Você que me lê, me ajuda a nascer.
quinta-feira, março 13, 2008
08.03.2008
Solidão étnica, já ouvistes falar? Poético, né? É, mas dói. Dói. Maria Nilza da Silva em seu doutorado cunhou a tal expressão e eu achei bom botar aqui assim, pra que vocês saibam que toda mulher preta que bemsucede passa por isso. No livro Gostando Mais de Nós Mesmos: perguntas e respostas sobre a auto-estima e questão racial, publicado pela Ed. Gente em 1996 já se dizia
Em geral, esses homens (negros) não são sensíveis às mulheres negras nem estão disponíveis para relacionar-se com elas (mulheres negras)

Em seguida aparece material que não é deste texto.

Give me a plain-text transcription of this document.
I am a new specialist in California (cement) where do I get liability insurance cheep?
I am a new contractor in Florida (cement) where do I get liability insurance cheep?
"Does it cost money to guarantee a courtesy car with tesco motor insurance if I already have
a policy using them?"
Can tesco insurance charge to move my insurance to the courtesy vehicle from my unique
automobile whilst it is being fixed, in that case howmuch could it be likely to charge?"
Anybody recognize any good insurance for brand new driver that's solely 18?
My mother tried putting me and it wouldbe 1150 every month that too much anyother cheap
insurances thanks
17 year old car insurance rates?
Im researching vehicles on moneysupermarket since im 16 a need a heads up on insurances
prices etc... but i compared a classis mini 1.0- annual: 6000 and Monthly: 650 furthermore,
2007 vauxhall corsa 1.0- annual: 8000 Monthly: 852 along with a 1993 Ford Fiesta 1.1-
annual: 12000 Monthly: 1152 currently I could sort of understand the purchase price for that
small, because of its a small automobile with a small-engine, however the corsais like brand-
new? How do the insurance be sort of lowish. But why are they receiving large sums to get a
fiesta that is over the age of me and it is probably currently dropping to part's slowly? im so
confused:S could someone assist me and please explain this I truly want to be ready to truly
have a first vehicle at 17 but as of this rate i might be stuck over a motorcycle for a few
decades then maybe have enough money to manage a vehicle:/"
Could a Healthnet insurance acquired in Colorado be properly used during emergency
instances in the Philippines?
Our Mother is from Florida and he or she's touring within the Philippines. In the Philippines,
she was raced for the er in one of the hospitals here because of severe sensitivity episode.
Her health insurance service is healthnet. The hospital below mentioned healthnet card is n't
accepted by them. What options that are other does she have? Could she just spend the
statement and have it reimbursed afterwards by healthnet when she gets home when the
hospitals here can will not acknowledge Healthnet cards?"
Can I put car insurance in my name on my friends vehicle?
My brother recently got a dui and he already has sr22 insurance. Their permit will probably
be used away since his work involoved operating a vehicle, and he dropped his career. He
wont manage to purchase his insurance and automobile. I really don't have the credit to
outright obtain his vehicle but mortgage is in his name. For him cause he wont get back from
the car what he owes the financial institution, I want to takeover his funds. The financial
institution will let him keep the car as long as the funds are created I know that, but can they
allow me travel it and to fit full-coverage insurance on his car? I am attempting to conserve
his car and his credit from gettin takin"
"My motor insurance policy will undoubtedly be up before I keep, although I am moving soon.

E aí eu vejo um monte de muié se lamentando, no meu pé reclamando que o moço não ligou, que a faz sofrer. É assim, gente, os zômi são sujeito esperto como nós, eles sabem bem como pisar no coração de uma mulher, não por que já foram mulher mas por que sabem que somos de um jeito que quando apaixonamos arriamos tudo e então é por ali que ele vai te pegar, por que não tem mais aquilo de te pegar pelo dinheiro, pelas contas pagas, nada disso, então ele vai querer continuar dominando tudo mas como, só se for arriando o seu coração, e quando ele descobre que dá certo, que tu fica triste, que tu abaixa a cabeça uma vez aí já viu, não tou dizendo que tem que ser má, só tou dizendo o que acontece, os zômi tão certo, as muié também, e assim a vida vai, e não que eu nunca tenha feito isso, só estou discorrendo sobre o assunto e dizendo que eu sei disso, o que em suma não adianta muita coisa, mas vamos lá.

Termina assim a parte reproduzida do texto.